Image

Nazish Abbas
Nazish AbbasMBBS, MSc, Clinical Research Fellow, Manchester, United Kingdom

Prior to the pause on all vaginally implanted mesh, mid-urethral mesh tapes (MUTs) were considered the gold standard treatment for stress incontinence (Ford et al 2017) and accounted for the surgical treatment of over 98% of women within the NHS (NHS Digital 2018). As long-term complications of prolapse mesh came to light (Devices IM and M 2019), similar complications were found in those with MUTs, but at lower rates (Keltie et al 2017). These complications include chronic pain (the most common complication), vaginal mesh exposure, lower urinary tract perforation and mesh infection (Taithongchai et al 2019). It is important to highlight the significant burden these complications have on women. Surgery to excise mesh is complex, carries its own risks and does not always result in complete excision or resolution of symptoms. For a cohort of women, mesh is not the right choice. Many of the ongoing issues surrounding the use of mesh are related to a lack of information presented to women and pressure to select a mesh procedure without alternatives offered.

Mesh prolapse repairs were not found to be superior to native tissue repairs (Kahn et al 2022), so it is difficult to see a role for the use of mesh for prolapse. However, alternatives to MUTs which carry comparable efficacy rates, namely colposuspension and autologous fascial slings, also carry significant risks. The risks specific to permanent implants are not negated by colposuspension. Furthermore, alternative procedures require abdominal surgery and longer operative and recovery times. These are not small factors for women to consider. As stress incontinence has a major negative impact on quality of life, it is important to offer effective treatment. Reintroduction of MUTs would provide women with a shorter procedure, quicker recovery time, and an effective treatment option. However, there are several factors to consider ensuring safe reintroduction.

In the era of shared decision making coupled with the lessons learned through the Montgomery case*, our role as clinicians has shifted to facilitate the decision-making process by informing women of known risks of all procedures and allowing them to weigh what these risks mean to them. Reintroduction of MUTs will require ensuring women are appropriately counseled on risks.
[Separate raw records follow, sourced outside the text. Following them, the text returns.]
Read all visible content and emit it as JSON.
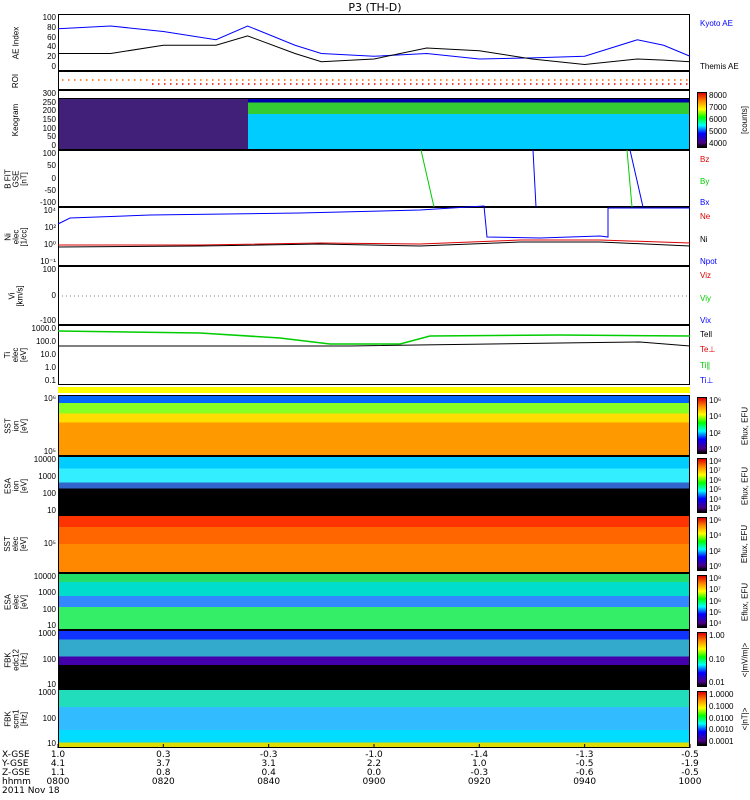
{
  "title": "P3 (TH-D)",
  "panels": {
    "ae": {
      "label": "AE Index",
      "ticks": [
        "100",
        "80",
        "60",
        "40",
        "20",
        "0"
      ],
      "legend": [
        "Kyoto AE",
        "Themis AE"
      ]
    },
    "roi": {
      "label": "ROI"
    },
    "keogram": {
      "label": "Keogram",
      "ticks": [
        "300",
        "250",
        "200",
        "150",
        "100",
        "50",
        "0"
      ],
      "cbar": [
        "8000",
        "7000",
        "6000",
        "5000",
        "4000"
      ],
      "cbar_title": "[counts]"
    },
    "bfit": {
      "label": "B FIT\nGSE\n[nT]",
      "ticks": [
        "100",
        "50",
        "0",
        "-50",
        "-100"
      ],
      "legend": [
        "Bz",
        "By",
        "Bx"
      ]
    },
    "ni": {
      "label": "Ni\nelec\n[1/cc]",
      "ticks": [
        "10⁴",
        "10²",
        "10⁰",
        "10⁻¹"
      ],
      "legend": [
        "Ne",
        "Ni",
        "Npot"
      ]
    },
    "vi": {
      "label": "Vi\n[km/s]",
      "ticks": [
        "100",
        "0",
        "-100"
      ],
      "legend": [
        "Viz",
        "Viy",
        "Vix"
      ]
    },
    "ti": {
      "label": "Ti\nelec\n[eV]",
      "ticks": [
        "1000.0",
        "100.0",
        "10.0",
        "1.0",
        "0.1"
      ],
      "legend": [
        "Tell",
        "Te⊥",
        "Ti∥",
        "Ti⊥"
      ]
    },
    "sst_i": {
      "label": "SST\nion\n[eV]",
      "ticks": [
        "10⁶",
        "10⁵"
      ],
      "cbar": [
        "10⁶",
        "10⁴",
        "10²",
        "10⁰"
      ],
      "cbar_title": "Eflux, EFU"
    },
    "esa_i": {
      "label": "ESA\nion\n[eV]",
      "ticks": [
        "10000",
        "1000",
        "100",
        "10"
      ],
      "cbar": [
        "10⁸",
        "10⁷",
        "10⁶",
        "10⁵",
        "10⁴",
        "10³"
      ],
      "cbar_title": "Eflux, EFU"
    },
    "sst_e": {
      "label": "SST\nelec\n[eV]",
      "ticks": [
        "10⁵"
      ],
      "cbar": [
        "10⁶",
        "10⁴",
        "10²",
        "10⁰"
      ],
      "cbar_title": "Eflux, EFU"
    },
    "esa_e": {
      "label": "ESA\nelec\n[eV]",
      "ticks": [
        "10000",
        "1000",
        "100",
        "10"
      ],
      "cbar": [
        "10⁸",
        "10⁷",
        "10⁶",
        "10⁵",
        "10⁴"
      ],
      "cbar_title": "Eflux, EFU"
    },
    "fbk1": {
      "label": "FBK\nedc12\n[Hz]",
      "ticks": [
        "1000",
        "100",
        "10"
      ],
      "cbar": [
        "1.00",
        "0.10",
        "0.01"
      ],
      "cbar_title": "<|mV/m|>"
    },
    "fbk2": {
      "label": "FBK\nscm1\n[Hz]",
      "ticks": [
        "1000",
        "100",
        "10"
      ],
      "cbar": [
        "1.0000",
        "0.1000",
        "0.0100",
        "0.0010",
        "0.0001"
      ],
      "cbar_title": "<|nT|>"
    }
  },
  "axis": {
    "row_labels": [
      "X-GSE",
      "Y-GSE",
      "Z-GSE",
      "hhmm"
    ],
    "date": "2011 Nov 18",
    "columns": [
      {
        "x": "1.0",
        "y": "4.1",
        "z": "1.1",
        "t": "0800"
      },
      {
        "x": "0.3",
        "y": "3.7",
        "z": "0.8",
        "t": "0820"
      },
      {
        "x": "-0.3",
        "y": "3.1",
        "z": "0.4",
        "t": "0840"
      },
      {
        "x": "-1.0",
        "y": "2.2",
        "z": "0.0",
        "t": "0900"
      },
      {
        "x": "-1.4",
        "y": "1.0",
        "z": "-0.3",
        "t": "0920"
      },
      {
        "x": "-1.3",
        "y": "-0.5",
        "z": "-0.6",
        "t": "0940"
      },
      {
        "x": "-0.5",
        "y": "-1.9",
        "z": "-0.5",
        "t": "1000"
      }
    ]
  },
  "chart_data": {
    "type": "line",
    "title": "AE Index",
    "x_minutes": [
      0,
      10,
      20,
      30,
      36,
      45,
      50,
      60,
      70,
      80,
      90,
      100,
      110,
      115,
      120
    ],
    "series": [
      {
        "name": "Kyoto AE",
        "color": "#0000ff",
        "values": [
          75,
          80,
          70,
          55,
          80,
          45,
          30,
          25,
          30,
          20,
          22,
          25,
          55,
          45,
          25
        ]
      },
      {
        "name": "Themis AE",
        "color": "#000000",
        "values": [
          30,
          30,
          45,
          45,
          62,
          30,
          15,
          20,
          40,
          35,
          20,
          10,
          20,
          18,
          15
        ]
      }
    ],
    "ylim": [
      0,
      100
    ],
    "xlabel": "hhmm"
  }
}
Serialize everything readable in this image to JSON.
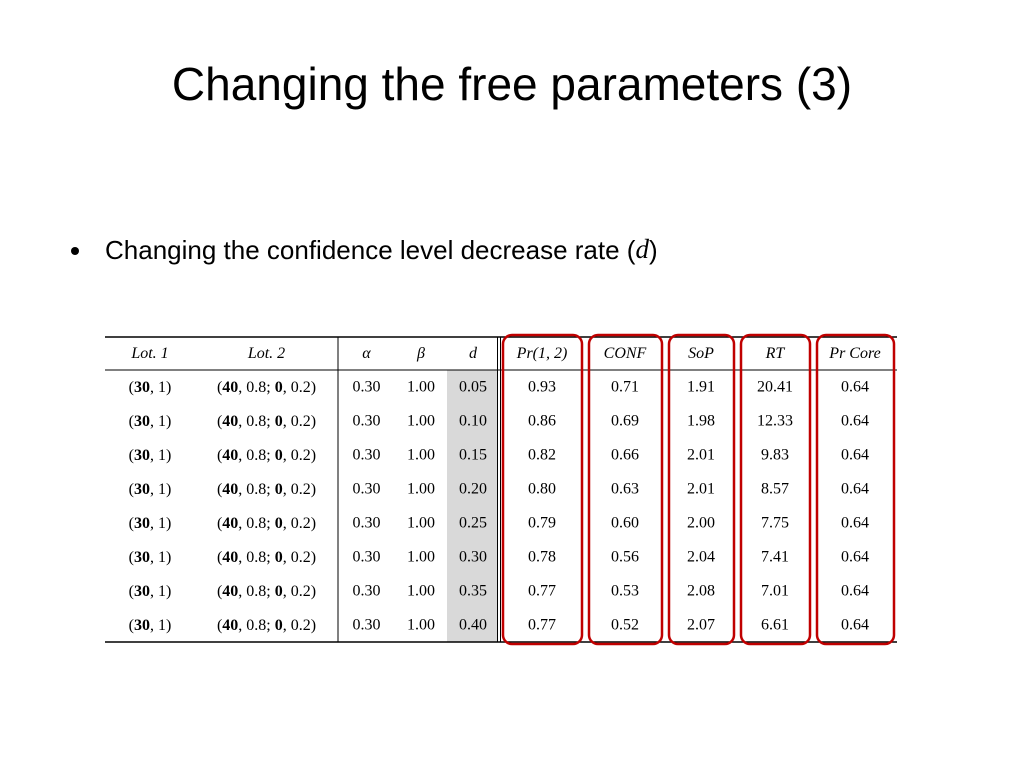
{
  "title": "Changing the free parameters (3)",
  "bullet": [
    {
      "text": "Changing the confidence level decrease rate (",
      "italic": false
    },
    {
      "text": "d",
      "italic": true
    },
    {
      "text": ")",
      "italic": false
    }
  ],
  "table": {
    "header": [
      "Lot. 1",
      "Lot. 2",
      "α",
      "β",
      "d",
      "Pr(1, 2)",
      "CONF",
      "SoP",
      "RT",
      "Pr Core"
    ],
    "rows": [
      [
        [
          {
            "text": "(",
            "bold": false
          },
          {
            "text": "30",
            "bold": true
          },
          {
            "text": ", 1)",
            "bold": false
          }
        ],
        [
          {
            "text": "(",
            "bold": false
          },
          {
            "text": "40",
            "bold": true
          },
          {
            "text": ", 0.8; ",
            "bold": false
          },
          {
            "text": "0",
            "bold": true
          },
          {
            "text": ", 0.2)",
            "bold": false
          }
        ],
        "0.30",
        "1.00",
        "0.05",
        "0.93",
        "0.71",
        "1.91",
        "20.41",
        "0.64"
      ],
      [
        [
          {
            "text": "(",
            "bold": false
          },
          {
            "text": "30",
            "bold": true
          },
          {
            "text": ", 1)",
            "bold": false
          }
        ],
        [
          {
            "text": "(",
            "bold": false
          },
          {
            "text": "40",
            "bold": true
          },
          {
            "text": ", 0.8; ",
            "bold": false
          },
          {
            "text": "0",
            "bold": true
          },
          {
            "text": ", 0.2)",
            "bold": false
          }
        ],
        "0.30",
        "1.00",
        "0.10",
        "0.86",
        "0.69",
        "1.98",
        "12.33",
        "0.64"
      ],
      [
        [
          {
            "text": "(",
            "bold": false
          },
          {
            "text": "30",
            "bold": true
          },
          {
            "text": ", 1)",
            "bold": false
          }
        ],
        [
          {
            "text": "(",
            "bold": false
          },
          {
            "text": "40",
            "bold": true
          },
          {
            "text": ", 0.8; ",
            "bold": false
          },
          {
            "text": "0",
            "bold": true
          },
          {
            "text": ", 0.2)",
            "bold": false
          }
        ],
        "0.30",
        "1.00",
        "0.15",
        "0.82",
        "0.66",
        "2.01",
        "9.83",
        "0.64"
      ],
      [
        [
          {
            "text": "(",
            "bold": false
          },
          {
            "text": "30",
            "bold": true
          },
          {
            "text": ", 1)",
            "bold": false
          }
        ],
        [
          {
            "text": "(",
            "bold": false
          },
          {
            "text": "40",
            "bold": true
          },
          {
            "text": ", 0.8; ",
            "bold": false
          },
          {
            "text": "0",
            "bold": true
          },
          {
            "text": ", 0.2)",
            "bold": false
          }
        ],
        "0.30",
        "1.00",
        "0.20",
        "0.80",
        "0.63",
        "2.01",
        "8.57",
        "0.64"
      ],
      [
        [
          {
            "text": "(",
            "bold": false
          },
          {
            "text": "30",
            "bold": true
          },
          {
            "text": ", 1)",
            "bold": false
          }
        ],
        [
          {
            "text": "(",
            "bold": false
          },
          {
            "text": "40",
            "bold": true
          },
          {
            "text": ", 0.8; ",
            "bold": false
          },
          {
            "text": "0",
            "bold": true
          },
          {
            "text": ", 0.2)",
            "bold": false
          }
        ],
        "0.30",
        "1.00",
        "0.25",
        "0.79",
        "0.60",
        "2.00",
        "7.75",
        "0.64"
      ],
      [
        [
          {
            "text": "(",
            "bold": false
          },
          {
            "text": "30",
            "bold": true
          },
          {
            "text": ", 1)",
            "bold": false
          }
        ],
        [
          {
            "text": "(",
            "bold": false
          },
          {
            "text": "40",
            "bold": true
          },
          {
            "text": ", 0.8; ",
            "bold": false
          },
          {
            "text": "0",
            "bold": true
          },
          {
            "text": ", 0.2)",
            "bold": false
          }
        ],
        "0.30",
        "1.00",
        "0.30",
        "0.78",
        "0.56",
        "2.04",
        "7.41",
        "0.64"
      ],
      [
        [
          {
            "text": "(",
            "bold": false
          },
          {
            "text": "30",
            "bold": true
          },
          {
            "text": ", 1)",
            "bold": false
          }
        ],
        [
          {
            "text": "(",
            "bold": false
          },
          {
            "text": "40",
            "bold": true
          },
          {
            "text": ", 0.8; ",
            "bold": false
          },
          {
            "text": "0",
            "bold": true
          },
          {
            "text": ", 0.2)",
            "bold": false
          }
        ],
        "0.30",
        "1.00",
        "0.35",
        "0.77",
        "0.53",
        "2.08",
        "7.01",
        "0.64"
      ],
      [
        [
          {
            "text": "(",
            "bold": false
          },
          {
            "text": "30",
            "bold": true
          },
          {
            "text": ", 1)",
            "bold": false
          }
        ],
        [
          {
            "text": "(",
            "bold": false
          },
          {
            "text": "40",
            "bold": true
          },
          {
            "text": ", 0.8; ",
            "bold": false
          },
          {
            "text": "0",
            "bold": true
          },
          {
            "text": ", 0.2)",
            "bold": false
          }
        ],
        "0.30",
        "1.00",
        "0.40",
        "0.77",
        "0.52",
        "2.07",
        "6.61",
        "0.64"
      ]
    ]
  }
}
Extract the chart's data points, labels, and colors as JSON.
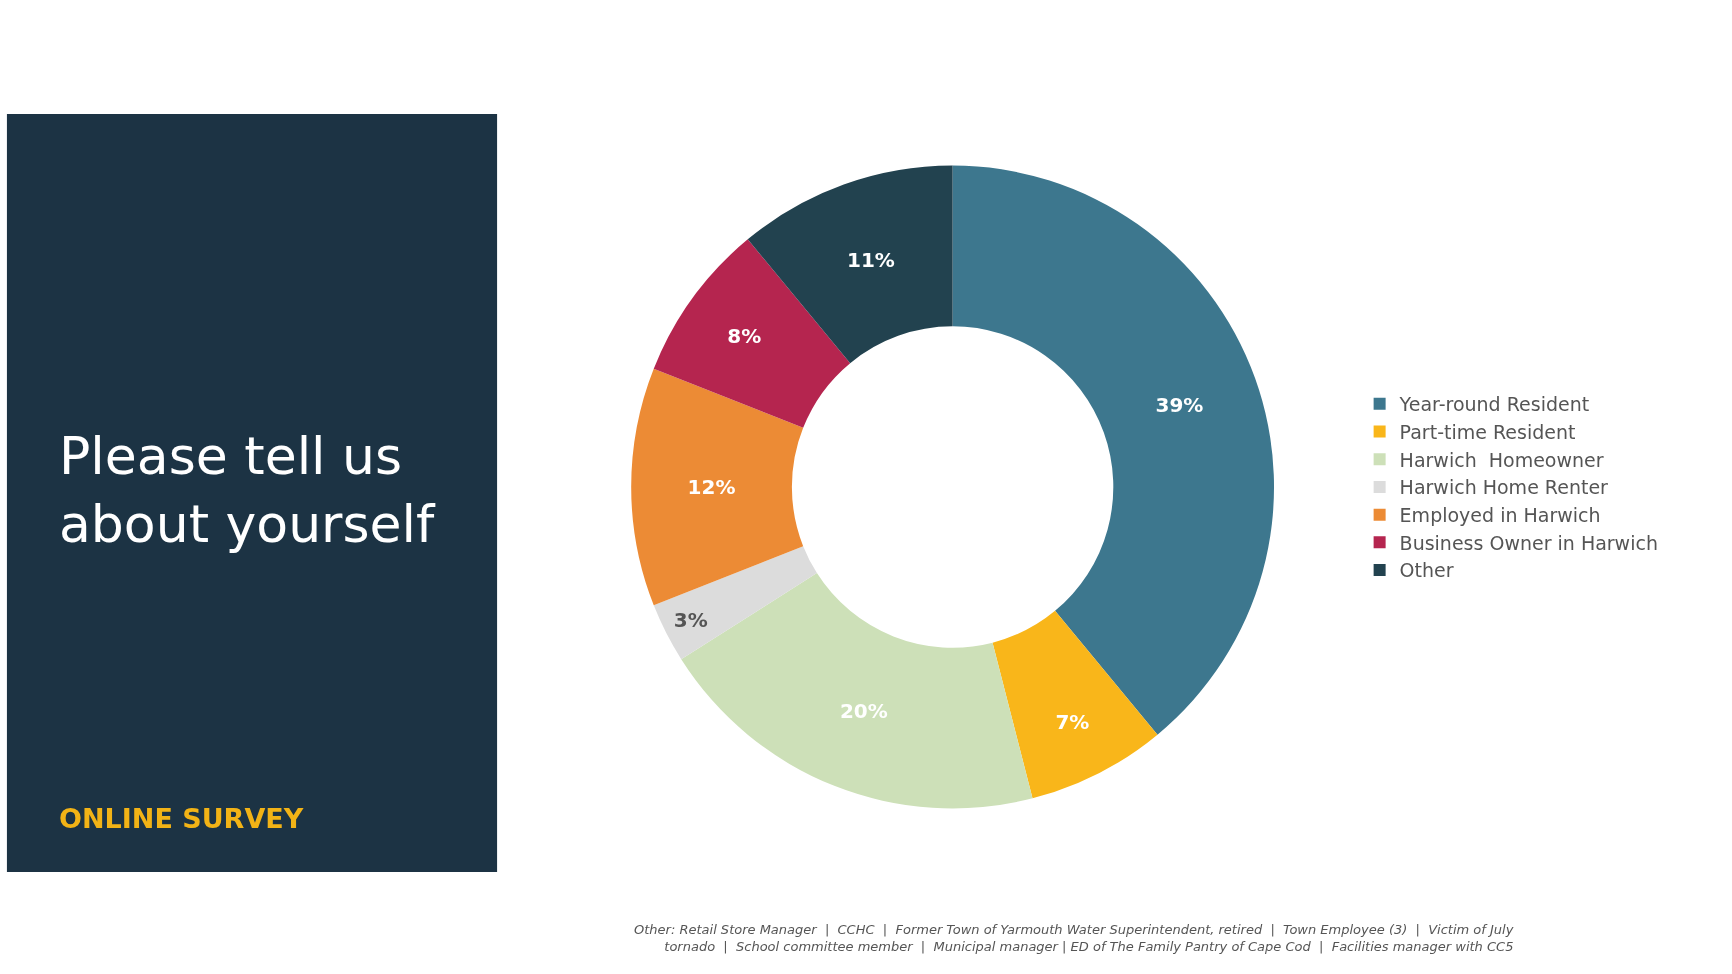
{
  "chart_data": {
    "type": "donut",
    "title": "Please tell us about yourself",
    "subtitle": "ONLINE SURVEY",
    "categories": [
      "Year-round Resident",
      "Part-time Resident",
      "Harwich  Homeowner",
      "Harwich Home Renter",
      "Employed in Harwich",
      "Business Owner in Harwich",
      "Other"
    ],
    "values": [
      39,
      7,
      20,
      3,
      12,
      8,
      11
    ],
    "value_labels": [
      "39%",
      "7%",
      "20%",
      "3%",
      "12%",
      "8%",
      "11%"
    ],
    "colors": [
      "#3d778e",
      "#f9b61a",
      "#cde0b8",
      "#dcdcdc",
      "#ec8b35",
      "#b5254f",
      "#22424f"
    ],
    "legend": "right",
    "annotations": [
      "Other: Retail Store Manager  |  CCHC  |  Former Town of Yarmouth Water Superintendent, retired  |  Town Employee (3)  |  Victim of July\ntornado  |  School committee member  |  Municipal manager | ED of The Family Pantry of Cape Cod  |  Facilities manager with CC5"
    ]
  }
}
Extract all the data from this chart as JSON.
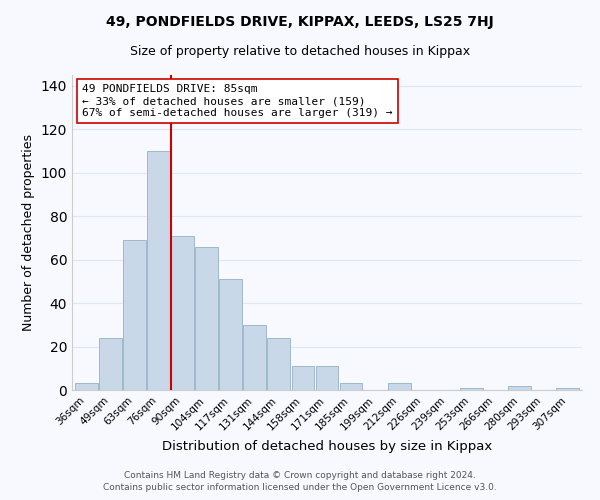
{
  "title": "49, PONDFIELDS DRIVE, KIPPAX, LEEDS, LS25 7HJ",
  "subtitle": "Size of property relative to detached houses in Kippax",
  "xlabel": "Distribution of detached houses by size in Kippax",
  "ylabel": "Number of detached properties",
  "bin_labels": [
    "36sqm",
    "49sqm",
    "63sqm",
    "76sqm",
    "90sqm",
    "104sqm",
    "117sqm",
    "131sqm",
    "144sqm",
    "158sqm",
    "171sqm",
    "185sqm",
    "199sqm",
    "212sqm",
    "226sqm",
    "239sqm",
    "253sqm",
    "266sqm",
    "280sqm",
    "293sqm",
    "307sqm"
  ],
  "bar_heights": [
    3,
    24,
    69,
    110,
    71,
    66,
    51,
    30,
    24,
    11,
    11,
    3,
    0,
    3,
    0,
    0,
    1,
    0,
    2,
    0,
    1
  ],
  "bar_color": "#c8d8e8",
  "bar_edge_color": "#a0b8cc",
  "vline_color": "#cc0000",
  "annotation_text": "49 PONDFIELDS DRIVE: 85sqm\n← 33% of detached houses are smaller (159)\n67% of semi-detached houses are larger (319) →",
  "annotation_box_color": "#ffffff",
  "annotation_box_edge": "#cc0000",
  "ylim": [
    0,
    145
  ],
  "yticks": [
    0,
    20,
    40,
    60,
    80,
    100,
    120,
    140
  ],
  "footer_line1": "Contains HM Land Registry data © Crown copyright and database right 2024.",
  "footer_line2": "Contains public sector information licensed under the Open Government Licence v3.0.",
  "background_color": "#f8f8ff",
  "grid_color": "#dde8f0"
}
MUTs placed by “high volume” surgeons are less likely to require surgical revision (Brennand & Quan 2019). The safe reintroduction of MUTs may be limited to these surgeons or specialist mesh centers which can manage complications.

To reduce the risk of complications further, we should aim to identify individual risk factors and assess if these are modifiable or if some women are predisposed to mesh complications. When complications develop, we should be able to provide effective treatment options. These are all necessary areas for further research to allow us to empower women to make safer, informed decisions regarding their choice of MUTs for stress incontinence.

The reintroduction of MUTs in the UK will always remain controversial, and women who have suffered from mesh complications often express that lessons have not been learned by the medical community. Some of the important lessons are of honesty regarding known risks, and the willingness to learn more about the unknown complications as women report these.

REFERENCES

Brennand EA, Quan H. Evaluation of the Effect of Surgeon’s Operative Volume and Specialty on Likelihood of Revision After Mesh Midurethral Sling Placement. Obstet Gynecol. 2019;133(6):1099. doi:10.1097/AOG.0000000000003275.

Devices IM and M. The Independent Medicines and Medical Devices Safety Review Written Evidence Patient Groups: Pelvic Mesh. 2019.

Ford AA, Rogerson L, Cody JD, Aluko P, Ogah JA. Mid-urethral sling operations for stress urinary incontinence in women. Cochrane Database Syst Rev. 2017;(7). doi:10.1002/14651858.CD006375.pub4.

Kahn B, Varner ER, Murphy M, et al. Transvaginal Mesh Compared With Native Tissue Repair for Pelvic Organ Prolapse. Obstet Gynecol. 2022;139(6):975-985. doi:10.1097/AOG.0000000000004794.

Keltie K, Elneil S, Monga A, et al. Complications following vaginal mesh procedures for stress urinary incontinence: An 8 year study of 92,246 women. Sci Rep. 2017;7(1). doi:10.1038/s41598-017-11821-w.

NHS Digital. Retrospective Review of Surgery for Urogynaecological Prolapse and Stress Urinary Incontinence Using Tape or Mesh Key Findings. 2018.

Taithongchai A, Sultan AH, Wieczorek PA, Thakar R. Clinical application of 2D and 3D pelvic floor ultrasound of mid-urethral slings and vaginal wall mesh. Int Urogynecol J. 2019;30(9):1401-1411. doi:10.1007/s00192-019-03973-2

*Montgomery v Lanarkshire Health Board [2015] UKSC 11 is a Scottish delict, medical negligence and English tort law case on doctors and pharmacists that outlines the rule on the disclosure of risks to satisfy the criteria of an informed consent.